Mikaen balked at that threshold.
“It is not far from here,” Wryth offered, as if sensing Mikaen was near to bolting.
The Shrive headed under the archway with his lamp. His father and Haddan followed, which left Mikaen no choice but to continue after them. He certainly had no idea how to get back on his own.
Finally, Wryth reached an iron door. He hung his lamp next to it and grabbed the door’s circular hasp—a ring shaped like a curled asp—in both hands. It seemed to take all of his strength to pull it open. As the heavy door swung on oiled hinges, fiery light flowed out to them—along with a scream that burst into the hall and echoed away, as if trying to escape.
Mikaen shivered, knowing that the cry had come from no daemon, but from someone being broken.
Wryth waved them inside and trailed in afterward.

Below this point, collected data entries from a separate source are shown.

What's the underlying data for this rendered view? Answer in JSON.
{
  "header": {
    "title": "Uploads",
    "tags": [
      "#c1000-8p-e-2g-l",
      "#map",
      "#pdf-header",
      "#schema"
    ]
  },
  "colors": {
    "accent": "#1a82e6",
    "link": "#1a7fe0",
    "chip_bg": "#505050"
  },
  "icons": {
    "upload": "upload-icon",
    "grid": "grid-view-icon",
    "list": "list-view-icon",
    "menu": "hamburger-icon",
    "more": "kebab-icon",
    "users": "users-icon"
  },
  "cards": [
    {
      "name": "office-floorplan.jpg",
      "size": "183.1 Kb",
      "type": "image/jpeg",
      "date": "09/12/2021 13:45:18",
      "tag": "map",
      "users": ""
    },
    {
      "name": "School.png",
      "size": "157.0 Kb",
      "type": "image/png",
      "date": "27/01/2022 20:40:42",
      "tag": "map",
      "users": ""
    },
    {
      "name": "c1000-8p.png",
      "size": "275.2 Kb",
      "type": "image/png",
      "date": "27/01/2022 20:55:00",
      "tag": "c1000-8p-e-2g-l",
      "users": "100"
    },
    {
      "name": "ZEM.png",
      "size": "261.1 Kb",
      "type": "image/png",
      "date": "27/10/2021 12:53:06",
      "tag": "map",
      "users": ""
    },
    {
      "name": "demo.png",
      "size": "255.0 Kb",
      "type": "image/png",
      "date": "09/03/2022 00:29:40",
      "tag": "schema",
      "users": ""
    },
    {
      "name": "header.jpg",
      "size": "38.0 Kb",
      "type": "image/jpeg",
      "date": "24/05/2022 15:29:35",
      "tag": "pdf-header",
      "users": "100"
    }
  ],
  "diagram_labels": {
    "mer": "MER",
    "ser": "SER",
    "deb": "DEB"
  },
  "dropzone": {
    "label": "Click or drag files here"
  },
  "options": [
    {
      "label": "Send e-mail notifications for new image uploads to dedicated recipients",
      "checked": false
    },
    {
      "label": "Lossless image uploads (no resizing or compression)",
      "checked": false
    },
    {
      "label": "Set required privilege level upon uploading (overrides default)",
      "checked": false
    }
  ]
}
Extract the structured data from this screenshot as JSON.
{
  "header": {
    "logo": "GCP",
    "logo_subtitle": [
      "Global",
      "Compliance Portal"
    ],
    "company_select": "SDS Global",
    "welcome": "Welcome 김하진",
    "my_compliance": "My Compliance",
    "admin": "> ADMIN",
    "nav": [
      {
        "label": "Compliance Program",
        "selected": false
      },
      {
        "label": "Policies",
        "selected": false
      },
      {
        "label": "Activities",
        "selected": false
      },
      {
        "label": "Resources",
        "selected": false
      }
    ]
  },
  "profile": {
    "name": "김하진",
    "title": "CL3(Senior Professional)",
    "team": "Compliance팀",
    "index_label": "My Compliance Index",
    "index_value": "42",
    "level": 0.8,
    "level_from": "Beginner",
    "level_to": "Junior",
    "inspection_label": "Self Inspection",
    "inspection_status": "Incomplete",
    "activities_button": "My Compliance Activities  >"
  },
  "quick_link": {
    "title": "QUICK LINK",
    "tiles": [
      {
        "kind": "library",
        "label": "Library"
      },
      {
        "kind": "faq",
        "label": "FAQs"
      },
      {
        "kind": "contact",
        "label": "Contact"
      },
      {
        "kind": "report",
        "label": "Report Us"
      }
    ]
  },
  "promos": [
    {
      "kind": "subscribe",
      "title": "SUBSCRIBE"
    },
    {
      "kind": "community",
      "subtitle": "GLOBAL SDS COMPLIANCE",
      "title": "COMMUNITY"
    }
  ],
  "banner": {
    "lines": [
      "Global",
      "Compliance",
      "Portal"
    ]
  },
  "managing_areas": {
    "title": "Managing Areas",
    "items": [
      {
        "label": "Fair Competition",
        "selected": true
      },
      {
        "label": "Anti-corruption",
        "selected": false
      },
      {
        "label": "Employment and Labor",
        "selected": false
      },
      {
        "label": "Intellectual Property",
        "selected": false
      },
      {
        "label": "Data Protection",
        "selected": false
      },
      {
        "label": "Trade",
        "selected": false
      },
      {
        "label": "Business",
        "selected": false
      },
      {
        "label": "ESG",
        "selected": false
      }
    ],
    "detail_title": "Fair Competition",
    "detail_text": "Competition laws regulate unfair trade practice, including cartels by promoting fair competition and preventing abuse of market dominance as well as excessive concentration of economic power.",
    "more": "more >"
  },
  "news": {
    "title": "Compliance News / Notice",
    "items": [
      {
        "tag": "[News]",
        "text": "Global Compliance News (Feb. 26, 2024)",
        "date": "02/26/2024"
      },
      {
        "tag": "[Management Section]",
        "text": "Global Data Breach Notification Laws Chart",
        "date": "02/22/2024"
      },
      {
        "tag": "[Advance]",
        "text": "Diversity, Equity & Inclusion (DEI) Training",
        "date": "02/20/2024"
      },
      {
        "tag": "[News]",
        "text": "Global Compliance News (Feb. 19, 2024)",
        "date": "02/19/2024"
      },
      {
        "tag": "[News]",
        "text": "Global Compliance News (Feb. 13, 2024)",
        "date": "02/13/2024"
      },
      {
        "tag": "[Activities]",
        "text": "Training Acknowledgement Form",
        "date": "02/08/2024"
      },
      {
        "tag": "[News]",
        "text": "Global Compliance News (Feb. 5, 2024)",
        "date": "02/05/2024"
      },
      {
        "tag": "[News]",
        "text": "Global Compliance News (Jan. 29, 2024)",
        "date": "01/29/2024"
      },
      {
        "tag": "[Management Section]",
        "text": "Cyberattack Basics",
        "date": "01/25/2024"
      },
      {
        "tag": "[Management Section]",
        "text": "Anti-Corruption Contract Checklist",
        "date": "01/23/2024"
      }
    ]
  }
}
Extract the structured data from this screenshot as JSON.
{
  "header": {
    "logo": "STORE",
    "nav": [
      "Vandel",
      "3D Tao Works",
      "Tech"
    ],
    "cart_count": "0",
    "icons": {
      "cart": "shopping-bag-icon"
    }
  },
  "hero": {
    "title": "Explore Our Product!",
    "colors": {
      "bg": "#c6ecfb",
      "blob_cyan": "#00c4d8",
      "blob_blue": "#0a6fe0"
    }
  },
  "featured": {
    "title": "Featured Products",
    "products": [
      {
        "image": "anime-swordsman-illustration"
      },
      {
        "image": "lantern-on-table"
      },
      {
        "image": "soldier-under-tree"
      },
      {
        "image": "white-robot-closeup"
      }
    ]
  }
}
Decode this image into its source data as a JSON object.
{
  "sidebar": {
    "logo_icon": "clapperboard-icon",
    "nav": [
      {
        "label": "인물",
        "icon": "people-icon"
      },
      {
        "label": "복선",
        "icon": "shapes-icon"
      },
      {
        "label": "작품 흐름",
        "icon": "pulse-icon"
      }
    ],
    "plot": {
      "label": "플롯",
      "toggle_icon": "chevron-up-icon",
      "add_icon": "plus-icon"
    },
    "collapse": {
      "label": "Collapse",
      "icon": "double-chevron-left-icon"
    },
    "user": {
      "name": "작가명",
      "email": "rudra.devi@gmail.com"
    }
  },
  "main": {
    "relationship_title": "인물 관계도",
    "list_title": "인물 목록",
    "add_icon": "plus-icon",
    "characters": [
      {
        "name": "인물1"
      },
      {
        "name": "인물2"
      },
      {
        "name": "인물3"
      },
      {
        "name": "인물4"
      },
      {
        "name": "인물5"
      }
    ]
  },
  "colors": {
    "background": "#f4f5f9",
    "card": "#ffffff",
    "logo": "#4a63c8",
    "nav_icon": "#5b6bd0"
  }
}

Mikaen’s view was blocked by the broad back of Haddan, until the liege general stumbled aside with a grunt of shock. The entire chamber looked made of hammered iron, as if they’d stepped into an oven. Only the metal riveted to all the surfaces appeared blacker than any iron. At the back, flames roared from a small barred hearth.
A chair of the same iron stood in the center. Beside it, the withered form of Shrive Vythaas greeted the king silently, then bent over a spread of silvery tools atop a nearby table. The instruments were all sharp-pointed or bladed or spiraled like an awl. Many of them were wet with blood. But it was none of this that drained the heat from Mikaen’s body and left him icy with dread.